Other times you can – sort of – identify the cause: you're frightened about something or worried or sad or unhappy for reasons that are generally obvious. Aside from chronic depression (which news stories tell me is widespread), dark moods eventually lift and we move on.
Nowadays, since I was diagnosed in October with inoperable cancer, I can easily identify the cause of black moods: it is the aftermath of chemotherapy, those days when I'm physically unwell that produce grim thoughts and feelings.

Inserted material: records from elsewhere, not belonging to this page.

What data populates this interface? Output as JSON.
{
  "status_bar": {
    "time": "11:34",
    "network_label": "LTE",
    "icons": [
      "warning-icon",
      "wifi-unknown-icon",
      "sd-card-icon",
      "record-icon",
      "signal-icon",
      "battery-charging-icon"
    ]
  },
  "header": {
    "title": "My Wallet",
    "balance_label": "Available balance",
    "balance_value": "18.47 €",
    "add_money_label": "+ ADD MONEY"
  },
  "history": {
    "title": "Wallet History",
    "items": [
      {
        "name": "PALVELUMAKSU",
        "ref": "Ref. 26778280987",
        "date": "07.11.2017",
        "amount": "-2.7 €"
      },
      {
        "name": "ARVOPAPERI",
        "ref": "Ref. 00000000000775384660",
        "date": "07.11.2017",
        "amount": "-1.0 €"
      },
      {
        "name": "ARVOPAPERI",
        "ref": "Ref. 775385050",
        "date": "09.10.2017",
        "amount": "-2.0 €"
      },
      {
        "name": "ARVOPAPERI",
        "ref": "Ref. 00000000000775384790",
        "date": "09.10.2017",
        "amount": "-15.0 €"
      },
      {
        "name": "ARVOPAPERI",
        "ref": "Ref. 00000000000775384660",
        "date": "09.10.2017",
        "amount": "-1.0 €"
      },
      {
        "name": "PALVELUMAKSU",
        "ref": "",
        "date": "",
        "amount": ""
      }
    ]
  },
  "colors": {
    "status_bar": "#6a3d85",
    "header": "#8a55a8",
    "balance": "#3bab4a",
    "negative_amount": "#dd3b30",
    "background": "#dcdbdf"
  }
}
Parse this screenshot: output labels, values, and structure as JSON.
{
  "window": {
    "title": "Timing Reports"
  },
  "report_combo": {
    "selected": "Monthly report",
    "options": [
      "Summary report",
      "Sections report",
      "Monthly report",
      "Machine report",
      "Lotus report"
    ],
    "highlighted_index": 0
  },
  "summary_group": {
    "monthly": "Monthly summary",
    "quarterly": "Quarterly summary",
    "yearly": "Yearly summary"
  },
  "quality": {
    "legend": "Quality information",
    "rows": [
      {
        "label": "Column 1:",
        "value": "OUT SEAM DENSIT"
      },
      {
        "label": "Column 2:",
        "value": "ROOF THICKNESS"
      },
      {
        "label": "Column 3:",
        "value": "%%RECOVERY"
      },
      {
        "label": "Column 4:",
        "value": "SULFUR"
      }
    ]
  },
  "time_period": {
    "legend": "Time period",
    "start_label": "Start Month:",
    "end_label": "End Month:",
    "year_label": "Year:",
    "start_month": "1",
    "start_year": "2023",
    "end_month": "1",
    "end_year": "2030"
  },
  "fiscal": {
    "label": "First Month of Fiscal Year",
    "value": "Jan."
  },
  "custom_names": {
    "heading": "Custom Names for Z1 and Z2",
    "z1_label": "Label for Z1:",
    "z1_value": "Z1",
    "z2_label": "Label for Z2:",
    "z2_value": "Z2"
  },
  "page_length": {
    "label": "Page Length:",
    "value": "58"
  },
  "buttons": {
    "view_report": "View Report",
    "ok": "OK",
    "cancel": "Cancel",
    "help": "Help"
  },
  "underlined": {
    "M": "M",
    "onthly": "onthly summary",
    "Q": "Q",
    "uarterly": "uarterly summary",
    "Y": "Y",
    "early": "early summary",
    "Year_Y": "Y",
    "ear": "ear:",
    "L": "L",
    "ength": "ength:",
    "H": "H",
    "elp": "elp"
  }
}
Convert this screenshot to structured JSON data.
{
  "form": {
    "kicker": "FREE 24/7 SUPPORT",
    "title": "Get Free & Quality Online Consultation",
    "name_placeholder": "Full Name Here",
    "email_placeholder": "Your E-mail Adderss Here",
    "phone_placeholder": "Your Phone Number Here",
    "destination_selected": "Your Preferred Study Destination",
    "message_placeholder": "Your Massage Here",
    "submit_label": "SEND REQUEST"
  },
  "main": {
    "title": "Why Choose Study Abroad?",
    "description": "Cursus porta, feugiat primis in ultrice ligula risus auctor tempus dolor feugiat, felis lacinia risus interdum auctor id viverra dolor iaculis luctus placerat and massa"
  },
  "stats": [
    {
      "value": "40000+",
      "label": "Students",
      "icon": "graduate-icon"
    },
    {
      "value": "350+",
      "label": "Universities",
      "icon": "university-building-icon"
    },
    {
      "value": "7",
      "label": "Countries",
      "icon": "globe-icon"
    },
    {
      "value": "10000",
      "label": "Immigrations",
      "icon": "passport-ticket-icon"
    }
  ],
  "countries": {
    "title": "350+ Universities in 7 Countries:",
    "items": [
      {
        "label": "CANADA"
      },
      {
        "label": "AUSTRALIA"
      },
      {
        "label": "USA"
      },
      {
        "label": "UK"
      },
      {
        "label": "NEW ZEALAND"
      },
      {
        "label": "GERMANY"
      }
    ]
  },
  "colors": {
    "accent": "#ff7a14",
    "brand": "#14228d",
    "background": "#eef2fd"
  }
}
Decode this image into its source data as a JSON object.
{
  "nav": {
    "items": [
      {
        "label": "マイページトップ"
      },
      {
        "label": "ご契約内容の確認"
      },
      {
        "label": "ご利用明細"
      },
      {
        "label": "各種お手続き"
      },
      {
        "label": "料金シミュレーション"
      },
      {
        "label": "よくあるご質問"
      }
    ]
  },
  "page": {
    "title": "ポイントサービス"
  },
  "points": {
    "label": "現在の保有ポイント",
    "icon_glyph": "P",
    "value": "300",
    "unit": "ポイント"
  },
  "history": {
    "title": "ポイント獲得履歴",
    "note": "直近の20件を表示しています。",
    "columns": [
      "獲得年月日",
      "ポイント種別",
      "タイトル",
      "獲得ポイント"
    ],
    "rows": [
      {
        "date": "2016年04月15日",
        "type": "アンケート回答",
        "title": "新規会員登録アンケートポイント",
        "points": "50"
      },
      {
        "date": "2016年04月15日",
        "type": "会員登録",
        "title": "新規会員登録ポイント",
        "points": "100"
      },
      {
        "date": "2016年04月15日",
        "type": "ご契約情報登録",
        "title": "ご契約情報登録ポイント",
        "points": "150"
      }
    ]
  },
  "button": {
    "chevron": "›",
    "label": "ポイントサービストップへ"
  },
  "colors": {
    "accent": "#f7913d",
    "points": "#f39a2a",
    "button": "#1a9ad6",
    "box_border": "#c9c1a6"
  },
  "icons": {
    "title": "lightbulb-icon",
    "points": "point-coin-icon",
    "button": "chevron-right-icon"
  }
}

That's when I become convinced I will die before the day is out, before I have finished notes for my healthcare proxy and beneficiary to help her find all the information she will need.
It's when I imagine I will die before anyone thinks I will and lie rotting in my bed until someone wonders where Ronni is.
It's when I can't read or watch television because my deep, dispirited mind tells me there is no point to doing anything because I will be dead soon.
Yes, I know I have told you about how much I believe death is part of life, about how curious I am about these last weeks and months, and how lucky I am to have this have time.
But I also have days with dreadful thoughts that drag me down below where I think I can ever crawl back out again.
At the time, this always feels more real that the good times - until...
Like Saturday morning when the chemo fuzziness and fatigue lift and I'm a normal person again. (And no, I don't need any advice - I'm just reporting the weather from the frontier.)